Türban üzerinden milli eğitim amaçlarının sürekli taciz altında tutulmasında yine onlar ön planda.
Yeryüzünün en büyük hak gaspı olan okul müdürlerinin görevlerinden alınarak, yerlerine atananların seçiminde yürütülen işlem sürecinde Eğitim-Bir-Sen imzası var.
Milli Eğitim Bakanlığının bürokratik kadrolarının genel çoğunluğu bu sendikanın üyelerinden oluşturuluyor. Bu bir tesadüf değil elbette. Hükümet politikasının sonucu. Hükümet devlet bürokrasisini eş değişle devlet iktidarını bu sendikanın üyeleriyle ele geçiriyor ve AKP’lileştirme aracı olarak kullanıyor.
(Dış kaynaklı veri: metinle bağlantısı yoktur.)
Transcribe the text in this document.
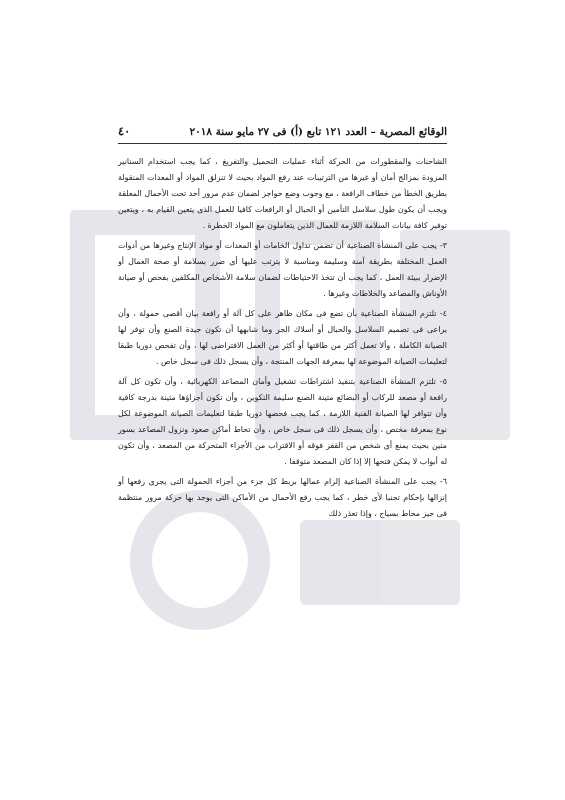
الوقائع المصرية – العدد ١٢١ تابع (أ) فى ٢٧ مايو سنة ٢٠١٨
٤٠

الشاحنات والمقطورات من الحركة أثناء عمليات التحميل والتفريغ ، كما يجب استخدام السنانير المزودة بمزالج أمان أو غيرها من الترتيبات عند رفع المواد بحيث لا تنزلق المواد أو المعدات المنقولة بطريق الخطأ من خطاف الرافعة ، مع وجوب وضع حواجز لضمان عدم مرور أحد تحت الأحمال المعلقة ويجب أن يكون طول سلاسل التأمين أو الحبال أو الرافعات كافيا للعمل الذى يتعين القيام به ، ويتعين توفير كافة بيانات السلامة اللازمة للعمال الذين يتعاملون مع المواد الخطرة .

٣- يجب على المنشأة الصناعية أن تضمن تداول الخامات أو المعدات أو مواد الإنتاج وغيرها من أدوات العمل المختلفة بطريقة آمنة وسليمة ومناسبة لا يترتب عليها أى ضرر بسلامة أو صحة العمال أو الإضرار ببيئة العمل ، كما يجب أن تتخذ الاحتياطات لضمان سلامة الأشخاص المكلفين بفحص أو صيانة الأوناش والمصاعد والخلاطات وغيرها .

٤- تلتزم المنشأة الصناعية بأن تضع فى مكان ظاهر على كل آلة أو رافعة بيان أقصى حمولة ، وأن يراعى فى تصميم السلاسل والحبال أو أسلاك الجر وما شابهها أن تكون جيدة الصنع وأن توفر لها الصيانة الكاملة ، وألا تعمل أكثر من طاقتها أو أكثر من العمل الافتراضى لها ، وأن تفحص دوريا طبقا لتعليمات الصيانة الموضوعة لها بمعرفة الجهات المنتجة ، وأن يسجل ذلك فى سجل خاص .

٥- تلتزم المنشأة الصناعية بتنفيذ اشتراطات تشغيل وأمان المصاعد الكهربائية ، وأن تكون كل آلة رافعة أو مصعد للركاب أو البضائع متينة الصنع سليمة التكوين ، وأن تكون أجزاؤها متينة بدرجة كافية وأن تتوافر لها الصيانة الفنية اللازمة ، كما يجب فحصها دوريا طبقا لتعليمات الصيانة الموضوعة لكل نوع بمعرفة مختص ، وأن يسجل ذلك فى سجل خاص ، وأن تحاط أماكن صعود ونزول المصاعد بسور متين بحيث يمنع أى شخص من القفز فوقه أو الاقتراب من الأجزاء المتحركة من المصعد ، وأن تكون له أبواب لا يمكن فتحها إلا إذا كان المصعد متوقفا .

٦- يجب على المنشأة الصناعية إلزام عمالها بربط كل جزء من أجزاء الحمولة التى يجرى رفعها أو إنزالها بإحكام تجنبا لأى خطر ، كما يجب رفع الأحمال من الأماكن التى يوجد بها حركة مرور منتظمة فى حيز محاط بسياج ، وإذا تعذر ذلك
Bu sayede devlet içinde bir başka devlet durumuna gelen sendika, bürokraside etkili  güç haline geldiğinden üyeleri eliyle devlet iktidarını kullanarak, ötekiler üzerinde istediği baskıyı kuracak düzeye erişiyor. Böylece Milli Eğitim Bakanlığı’nda biri devletin resmi kurumu olan tüm halkın bakanlığı, öteki siyasal iktidarın adamlarından oluşan paralel bakanlık meydana gelmiş oluyor. Ortaya çıkan bürokratik güç, emirleri sendikal ağalardan mı yoksa bizzat bakanlık bürokrasisinden mi yahut olması gerektiği gibi yasalardan mı alıyor işte orası karışık.
Tersi de mümkün.
Milli Eğitim bakanlığı olan resmi kurum, paralel kadrolar tarafından ele geçirildiğinden, devletin aklı, Sendikanın aklı mı oluyor, yoksa devlet, sendikalar dâhil bütün kararları bürokrasisinin ideolojik varlığından bağımsız kendisi mi alıyor? Bir başka ifade ile milli Eğitim Bakanlığı’nı aslında kim yönetiyor? Sendika mı, devlet aklı ve bürokrasisi mi?
Korkarım ki, devlet bürokrasisinin genel çoğunluğu ve özellikle de karar alma merciinde bulunan bürokratlar sendikal kimliklerini dışarda bırakan kararlar almak yerine, bakanlığı bir ahtapot gibi kucaklamış dokusuna sızmış, düşünce ve karar alma mekanizmalarına hâkim olmuş olduğundan, bu bakanlık maalesef devlet aklıyla objektif karar almaktan yoksun duruma düşmüş görülüyor.
İl ilçe milli eğitim müdürlükleri ve okul müdürlükleriyle tüm otorite birimlerini tek tipleştiren hükümet, diğer devlet bürokrasisini de hesaba katarsak korkarım ki kendisini de bu sendikal kadrolara yönettiriyor.
Türkiye’nin önünde duran bu acı ve tek tipçi fotoğraf, ülkede yapılan haksızlıkların, demokrasi dışılığın, aymazlığın, hak hukuk tanımazlığın bariz göstergesidir.
Bu ülkede her hangi bir yurttaş dese ki: “arkadaş ben çok çalışacağım. İşimi o kadar iyi yapacağım ki gelecekte kariyerimi yükselterek bürokrasinin en tepesine çıkacağım.” Bunu başaramaz. Çünkü mesele başarılı olmak ve çok çalışmak değil, Eğitim-Bir Sen’den olmak ya da hükümete bağlı olmaktır. Hâlbuki eğitim istedik davranış kazanma olarak tanımlanıyor. Söyler misiniz Milli Eğitim Bakanlığın davranışları ne kadar istendik?